Provider klagen gegen Telekom Austria
 

Provider klagen gegen Telekom Austria

Die Providervereinigung Ispa reagiert auf Ignoranz der Telekom mit gerichtlichen Beschwerden. Der Grund: die Telekom gibt ihr 599-Schilling-Pauschalangebot für uneingeschränktes Surfen bisher nur an A-Online-Kunden weiter.

Begonnen hat alles am 15.11.1999: Da brachte die Telekom ein interessantes und günstiges Angebot für den Endconsumer im Internet auf den Markt. Dieser neue Pauschaltarif von 599 Schilling inkludiert die Basisgebühr und uneingeschränktes Surfen. Wie Insider vermuten, eine totale Kampfansage an die Kabelbetreiber. Dr. Kurt Enzinger, Generalsekretär der Ispa (Internet Service Providers Austria, www.ispa.at ): "Wir fanden es gut, dass die Telekom mit diesem Angebot hinausgegangen ist, weil wir der Meinung sind, dass der Internet-Zugang günstig sein soll." Aber bisher stellt die Telekom dieses Angebot nur den Kunden ihres eigenen Providers A-Online zur Verfügung.


Enzinger: "Wir haben sofort vorgeschlagen, dieses Angebot allen Providern zu denselben kommerziellen Bedingungen zur Verfügung zu stellen." Die Ispa nahm Verhandlungen auf.
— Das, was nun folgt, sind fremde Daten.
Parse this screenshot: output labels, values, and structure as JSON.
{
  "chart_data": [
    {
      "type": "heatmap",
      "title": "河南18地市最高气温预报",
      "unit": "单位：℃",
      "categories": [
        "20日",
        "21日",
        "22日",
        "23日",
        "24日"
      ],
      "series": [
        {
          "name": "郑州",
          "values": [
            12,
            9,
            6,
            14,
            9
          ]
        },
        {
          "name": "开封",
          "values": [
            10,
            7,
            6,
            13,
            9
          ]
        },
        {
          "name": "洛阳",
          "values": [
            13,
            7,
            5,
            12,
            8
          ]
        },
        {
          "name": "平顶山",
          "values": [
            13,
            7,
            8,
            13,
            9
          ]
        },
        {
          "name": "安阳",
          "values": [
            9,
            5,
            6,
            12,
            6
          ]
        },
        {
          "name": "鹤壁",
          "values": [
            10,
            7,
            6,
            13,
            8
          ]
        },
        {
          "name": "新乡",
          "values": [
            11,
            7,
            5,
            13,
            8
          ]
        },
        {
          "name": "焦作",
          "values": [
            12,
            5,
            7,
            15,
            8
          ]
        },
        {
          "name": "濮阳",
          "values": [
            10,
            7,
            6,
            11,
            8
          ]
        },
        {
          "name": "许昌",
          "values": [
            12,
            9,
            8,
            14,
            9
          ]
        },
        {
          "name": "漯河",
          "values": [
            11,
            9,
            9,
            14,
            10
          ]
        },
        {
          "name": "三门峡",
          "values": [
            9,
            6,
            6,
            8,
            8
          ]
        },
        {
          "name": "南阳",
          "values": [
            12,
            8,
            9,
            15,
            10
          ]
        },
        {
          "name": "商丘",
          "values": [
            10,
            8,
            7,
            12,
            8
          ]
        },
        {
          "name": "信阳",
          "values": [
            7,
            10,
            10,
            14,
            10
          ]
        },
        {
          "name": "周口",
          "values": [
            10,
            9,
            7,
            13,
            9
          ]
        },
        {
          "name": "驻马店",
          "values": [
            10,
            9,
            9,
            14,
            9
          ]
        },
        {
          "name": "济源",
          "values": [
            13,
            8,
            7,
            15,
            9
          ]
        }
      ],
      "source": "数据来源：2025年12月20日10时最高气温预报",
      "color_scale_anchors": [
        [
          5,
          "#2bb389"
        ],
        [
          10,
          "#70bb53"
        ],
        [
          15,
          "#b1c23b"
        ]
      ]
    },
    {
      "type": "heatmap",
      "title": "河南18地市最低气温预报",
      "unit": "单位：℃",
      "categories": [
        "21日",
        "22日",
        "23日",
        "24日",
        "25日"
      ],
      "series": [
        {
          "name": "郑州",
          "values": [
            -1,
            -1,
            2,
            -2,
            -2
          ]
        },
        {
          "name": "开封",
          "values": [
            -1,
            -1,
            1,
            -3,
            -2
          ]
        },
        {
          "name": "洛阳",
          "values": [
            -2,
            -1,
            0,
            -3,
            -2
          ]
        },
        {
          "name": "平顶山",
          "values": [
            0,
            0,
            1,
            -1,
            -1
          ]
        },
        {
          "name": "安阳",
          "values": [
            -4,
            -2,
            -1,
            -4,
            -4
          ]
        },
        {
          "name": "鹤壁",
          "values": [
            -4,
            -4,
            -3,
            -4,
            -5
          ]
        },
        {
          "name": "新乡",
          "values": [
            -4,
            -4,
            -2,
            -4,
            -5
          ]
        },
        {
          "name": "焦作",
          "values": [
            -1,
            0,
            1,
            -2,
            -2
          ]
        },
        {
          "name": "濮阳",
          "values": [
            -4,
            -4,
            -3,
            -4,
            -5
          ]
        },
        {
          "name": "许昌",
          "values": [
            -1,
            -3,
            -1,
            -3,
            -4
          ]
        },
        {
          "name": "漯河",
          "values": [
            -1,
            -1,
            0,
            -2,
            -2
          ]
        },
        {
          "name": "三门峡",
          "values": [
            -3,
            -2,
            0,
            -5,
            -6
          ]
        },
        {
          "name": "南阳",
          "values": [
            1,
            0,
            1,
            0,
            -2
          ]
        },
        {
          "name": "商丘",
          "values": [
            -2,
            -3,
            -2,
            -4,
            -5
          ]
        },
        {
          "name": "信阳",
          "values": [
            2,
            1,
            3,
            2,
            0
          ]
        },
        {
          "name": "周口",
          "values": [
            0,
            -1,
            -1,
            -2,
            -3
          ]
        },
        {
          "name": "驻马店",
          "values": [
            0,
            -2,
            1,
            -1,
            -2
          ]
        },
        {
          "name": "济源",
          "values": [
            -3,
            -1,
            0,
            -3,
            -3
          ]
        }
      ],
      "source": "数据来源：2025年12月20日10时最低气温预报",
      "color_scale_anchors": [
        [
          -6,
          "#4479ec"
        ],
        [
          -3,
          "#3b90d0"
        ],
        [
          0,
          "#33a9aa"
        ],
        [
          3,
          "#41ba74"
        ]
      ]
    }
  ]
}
Es gab erste Gespräche. Sonst ist von Seiten der Telekom nichts passiert.

Enzinger: "Der Eindruck bleibt, dass die Telekom Austria ihre marktbeherrschende Stellung schamlos ausnützt."
Nachdem Juristen diesen Zustand kartell- und kommunikationsgesetzmäßig geprüft hatten, beschloss die Ispa, die Telekom Austria zu verklagen. Und zwar gleich auf mehreren Ebenen. Beim Handelsgericht wegen unlauteren Wettbewerbes, beim Kartellgericht, bei der Telekom Control wurde Parteistellung beantragt und eine Beschwerde bei der EU-Komission, Generaldirektion Wettbewerb, eingebracht.
Pikanterie am Rande: Die Telekom ist ebenfalls Mitglied bei der Ispa.